Ça ne marche pas à tout les coups. Il faudra une dizaine de lièvres débusqués, et cinq ou six plongeons ratés avant de finalement avoir une prise. Mais ce qui est impressionnant, c’est la distance depuis laquelle Widow reperd sa proie. Et à quelle vitesse elle peut plonger, dépassant largement les deux cent kilomètres heures. Avant de faire un arrêt de dernière minute, à quelques mètres du sol à peine. Sur le premier plongeon, beaucoup trop loin, je ne ferais que voir. Sur les autres, j’aurais le droit au son en plus. J’ai déjà fait voler des cerfs-volants. J’ai donc l’habitude du vent qui secoue la toile, et du vrombissement que ça produit. Un oiseau de deux mètres cinquante d’envergure, en piquet à plus de deux cent kilomètres heures, produit le même vrombissement. Simplement, il est beaucoup plus fort. On l’entend de très loin. Et c’est magique… sur le dernier piquet, le vrombissement se termine sur un « poc » des plus explicites. On retrouve l’aigle avec sa proie peu après. Ziva regarde, l’air un peu déçue. Je pose la question à Joe. Oui, Ziva est encore un peu jeune, elle n’est pas au plus haut de ses capacités, mais plus tard, il arrivera que ce soit elle qui attrape le lièvre avant l’aigle.

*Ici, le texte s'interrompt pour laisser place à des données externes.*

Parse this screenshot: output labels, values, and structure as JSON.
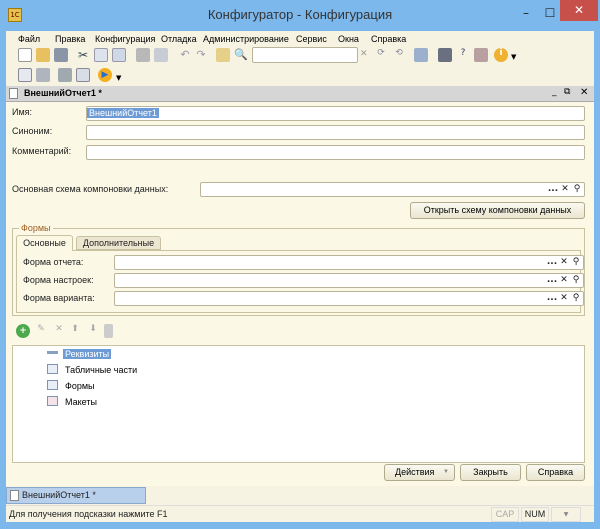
{
  "window": {
    "title": "Конфигуратор - Конфигурация",
    "app_icon": "1C"
  },
  "menu": [
    "Файл",
    "Правка",
    "Конфигурация",
    "Отладка",
    "Администрирование",
    "Сервис",
    "Окна",
    "Справка"
  ],
  "toolbar": {
    "search_value": ""
  },
  "document": {
    "title": "ВнешнийОтчет1 *",
    "fields": {
      "name_label": "Имя:",
      "name_value": "ВнешнийОтчет1",
      "synonym_label": "Синоним:",
      "synonym_value": "",
      "comment_label": "Комментарий:",
      "comment_value": "",
      "schema_label": "Основная схема компоновки данных:",
      "schema_value": ""
    },
    "open_schema_button": "Открыть схему компоновки данных",
    "forms_group": {
      "title": "Формы",
      "tabs": [
        "Основные",
        "Дополнительные"
      ],
      "active_tab": "Основные",
      "report_form_label": "Форма отчета:",
      "settings_form_label": "Форма настроек:",
      "variant_form_label": "Форма варианта:"
    },
    "tree": [
      {
        "label": "Реквизиты",
        "selected": true,
        "icon": "attribute-icon"
      },
      {
        "label": "Табличные части",
        "icon": "table-icon"
      },
      {
        "label": "Формы",
        "icon": "form-icon"
      },
      {
        "label": "Макеты",
        "icon": "template-icon"
      }
    ],
    "buttons": {
      "actions": "Действия",
      "close": "Закрыть",
      "help": "Справка"
    }
  },
  "taskbar": {
    "tab": "ВнешнийОтчет1 *"
  },
  "status": {
    "hint": "Для получения подсказки нажмите F1",
    "cap": "CAP",
    "num": "NUM"
  },
  "colors": {
    "frame": "#7cb8ec",
    "close": "#c7504a",
    "selection": "#6d9bd5",
    "pane": "#fbf8e6"
  }
}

Je ne suis absolument pas un chasseur dans l’âme. Le jour où je devrais chasser ma nourriture, il y a de fortes chances que je devienne végétarien. Mais là, je dois bien reconnaître que je viens de vivre une expérience impressionnante. Qui ne se termine pas là, vu que l’aigle à le droit à une partie de sa proie. C’est assez impressionnant de le voir manger, de le voir ingérer absolument tout. Aussi bien la fourrure, que des os d’une bonne quinzaine de centimètres de long. À la fin, il ne restera plus rien de tout ça, l’oiseau étant capable de tout digérer… comme le dit Joe « ce n’est pas un spectacle que l’on voit tout les jours ». Enfin lui, si. Mais pas le commun des mortels.
Nous rentrerons au ranch un peu après. J’ai un peu du mal à trouver ma place, à me rendre utile. À ne pas avoir trop l’impression de m’incruster. Je sens que je suis le bienvenu ici, mais je ne veux pas déranger. J’ai l’habitude des hébergements « convenu » comme Couchsurfing ou Bewelcome. Ou des échanges de service, comme Helpx. Mais là, il n’y a rien eu de vraiment décidé.

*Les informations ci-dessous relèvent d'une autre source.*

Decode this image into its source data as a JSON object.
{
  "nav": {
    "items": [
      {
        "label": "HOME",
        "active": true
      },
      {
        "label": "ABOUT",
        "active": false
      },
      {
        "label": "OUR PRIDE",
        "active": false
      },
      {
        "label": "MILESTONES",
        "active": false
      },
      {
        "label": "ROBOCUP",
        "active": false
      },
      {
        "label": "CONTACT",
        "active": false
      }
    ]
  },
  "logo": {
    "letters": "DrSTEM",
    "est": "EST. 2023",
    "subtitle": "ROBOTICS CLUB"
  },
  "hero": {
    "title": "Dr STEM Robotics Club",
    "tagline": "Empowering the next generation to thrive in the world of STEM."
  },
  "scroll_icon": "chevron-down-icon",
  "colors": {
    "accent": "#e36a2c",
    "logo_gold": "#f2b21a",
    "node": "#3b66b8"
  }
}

Et puis on finit par aborder le sujet avec Cordi et Joe. Je leur dis que j’aimerais bien rester quelques jours, parce que j’aime bien rester quelques jours à la même place, et que j’aime bien leur maison. Mais que si je reste, j’aimerais pouvoir aider, ne pas être juste là… alors quand ils commencent à parler de barrières à installer, je me dis que je vais enfin pouvoir me montrer un peu utile. On convient que je resterais quatre jours au total, et que je repartirais lundi. En fin de journée, Cordi et Joe partent nourrir les animaux. Ce qui les occupe un moment. Un long moment… puis Cordi rentre pour s’occuper du repas. Et c’est là que je lui dis, avec un immense sourire « nourrir les animaux, je peux pas forcément aider ; c’est compliqué, ça change pour chacun, donc c’est pas forcément idéal. Par contre, nourrir les humains, c’est quelque chose que je sais faire ». Et là, Cordi m’a regardé toute heureuse. Elle adore cuisiner, mais elle me confirme que l’idée d’être complètement déchargée de cette responsabilité lui plait beaucoup. Comme les poules pondent en ce moment plus qu’ils ne sont capables de manger, je fais une petite liste de recettes que je connais qui consomme pas mal d’oeufs. Parmi toutes mes propositions, les crêpes pour le petit déjeuner du lendemain matin et les crèmes brûlées sont adoptées à l’unanimité.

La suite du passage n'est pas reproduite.